Marseille sous un autre jour

L’Observatoire de la délinquance et des contextes sociaux, en région Paca, déconstruit l’image d’une capitale de la violence.

Ingrid Merckx  • 25 mai 2016 abonné·es
Marseille sous un autre jour
© GERARD JULIEN/AFP

Marseille = Chicago ? La capitale du crime ? Règlements de comptes, délinquance et deal de bas d’immeuble ? C’est l’image dont souffre la cité phocéenne. Et qu’exploitent des séries comme Panthers et Marseille, la dernière étant produite par le géant américain Netflix, qui s’est bien gardé d’éviter les clichés. Mais, en réalité, qu’en est-il de la délinquance, des politiques de prévention, du pouvoir et du rôle du maire ?

« La sécurité est un thème beaucoup trop politique ou politisé, au niveau local comme au niveau national », préviennent Laurent Mucchielli, Émilie Raquet et les chercheurs qu’ils ont réunis pour constituer l’Observatoire régional de la délinquance et des contextes sociaux (ORDCS) en Provence-Alpes-Côtes-d’Azur. Une expérience de recherche et d’expertise publique mise en place de manière expérimentale de 2011 à 2015 pour élaborer un contenu scientifique sur le sujet. « On soulignera plutôt la grande rareté des travaux de sciences sociales produits jusqu’alors localement sur les questions de délinquance, de police et de justice, lors même que la région marseillaise occupe en la matière le devant de la scène », écrit le sociologue en introduction de l’ouvrage qui rend compte de ces travaux. Y compris des difficultés auxquelles ils se sont heurtés : quelles données disponibles ? Quelles collaborations possibles ? Quel budget pour monter une équipe et la faire fonctionner ?

Cette étude aborde également la question des conditions d’exercice des sciences sociales en France. Un de ses objectifs étant de rendre un certain nombre d’informations intelligibles par un large public, comme les « chiffres » relatifs aux phénomènes de délinquance. Ainsi, il n’y a pas « une » mais « des » délinquances, sur lesquelles les études manquent, en raison notamment du peu de personnes qui en seraient chargées au Comité interministériel de prévention de la délinquance. Il n’y a pas non plus « une jeunesse », sous-entendu « délinquante », car il n’y a pas de corrélation évidente entre une tranche d’âge et des taux d’infraction, mais plutôt des « liens » entre délinquances et jeunes marginalisés.

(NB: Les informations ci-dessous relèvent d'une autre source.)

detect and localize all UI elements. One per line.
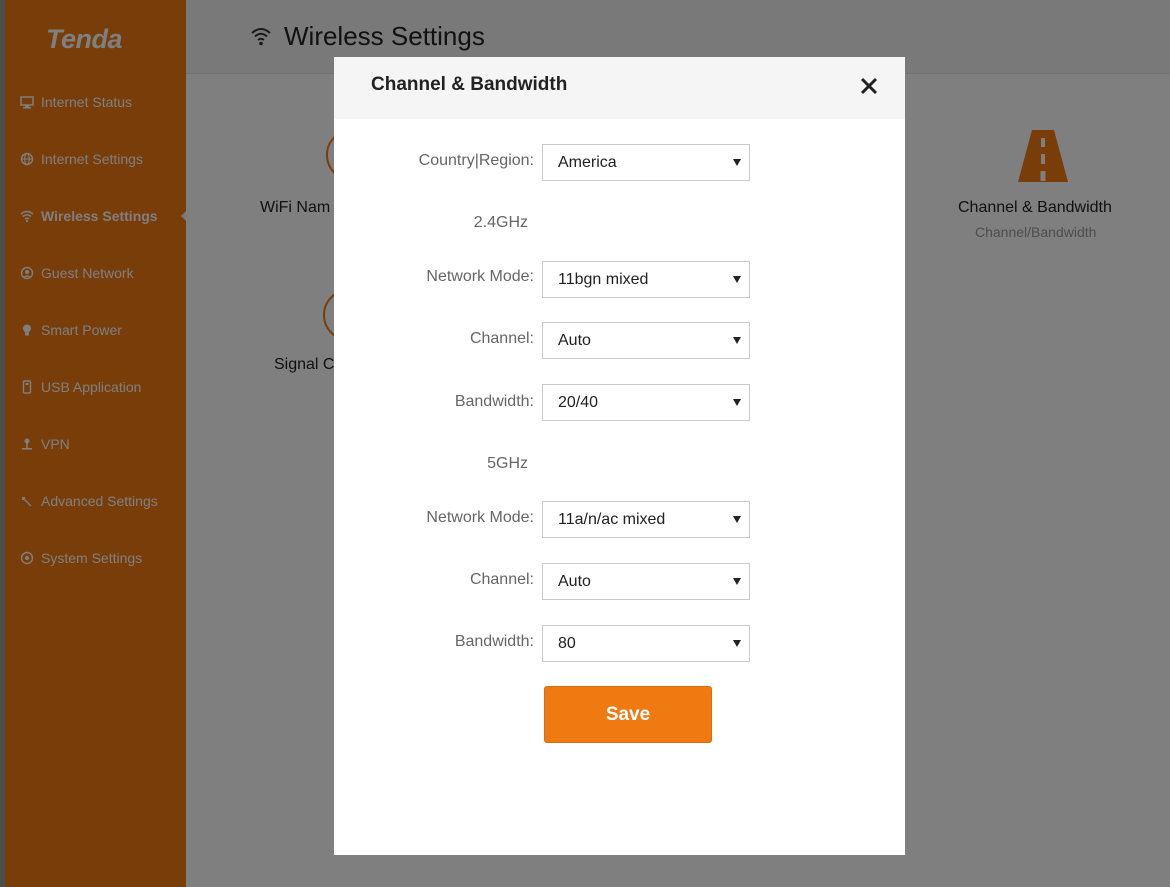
dropdown-arrow-icon xyxy=(733,276,741,283)
bandwidth-24-label: Bandwidth: xyxy=(454,393,534,410)
channel-24-label: Channel: xyxy=(469,330,534,347)
bandwidth-5-value: 80 xyxy=(558,635,576,652)
country-region-label: Country|Region: xyxy=(418,152,534,169)
country-region-select[interactable]: America xyxy=(542,144,750,181)
dropdown-arrow-icon xyxy=(733,399,741,406)
network-mode-5-select[interactable]: 11a/n/ac mixed xyxy=(542,501,750,538)
network-mode-5-value: 11a/n/ac mixed xyxy=(558,511,666,528)
modal-title: Channel & Bandwidth xyxy=(371,74,568,95)
band-24ghz-heading: 2.4GHz xyxy=(473,214,528,231)
channel-24-select[interactable]: Auto xyxy=(542,322,750,359)
modal-header: Channel & Bandwidth xyxy=(334,57,905,119)
channel-5-label: Channel: xyxy=(469,571,534,588)
dropdown-arrow-icon xyxy=(733,640,741,647)
network-mode-24-value: 11bgn mixed xyxy=(558,271,649,288)
bandwidth-5-select[interactable]: 80 xyxy=(542,625,750,662)
channel-24-value: Auto xyxy=(558,332,591,349)
channel-bandwidth-dialog: Channel & Bandwidth Country|Region: Amer… xyxy=(334,57,905,855)
bandwidth-24-select[interactable]: 20/40 xyxy=(542,384,750,421)
network-mode-24-label: Network Mode: xyxy=(426,268,534,285)
network-mode-24-select[interactable]: 11bgn mixed xyxy=(542,261,750,298)
country-region-value: America xyxy=(558,154,617,171)
dropdown-arrow-icon xyxy=(733,159,741,166)
network-mode-5-label: Network Mode: xyxy=(426,509,534,526)
channel-5-select[interactable]: Auto xyxy=(542,563,750,600)
dropdown-arrow-icon xyxy=(733,337,741,344)
dropdown-arrow-icon xyxy=(733,516,741,523)
dropdown-arrow-icon xyxy=(733,578,741,585)
save-button[interactable]: Save xyxy=(544,686,712,743)
close-icon[interactable] xyxy=(858,75,880,97)
channel-5-value: Auto xyxy=(558,573,591,590)
bandwidth-24-value: 20/40 xyxy=(558,394,599,411)
band-5ghz-heading: 5GHz xyxy=(487,455,528,472)
bandwidth-5-label: Bandwidth: xyxy=(454,633,534,650)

Le « cas marseillais » est aussi le produit d’un certain nombre de présupposés culturalistes : « Les gens sont plus violents dans le Sud… » L’ORDCS s’est également attaché à recueillir des éléments sur le « sentiment d’insécurité » en milieu étudiant, en comparant deux campus, et à dresser un bilan mitigé des zones de sécurité prioritaire à Marseille, mises en place depuis 2012.

Sur le volet de la drogue, l’ORDCS préconise une « véritable révolution sociale », entre légalisation de la vente et lutte contre l’exclusion. Il lance aussi un appel : s’il manque un service public d’accompagnement des politiques locales, ce n’est pas par manque d’argent public mais par manque de « capacité à le dépenser de façons utile ».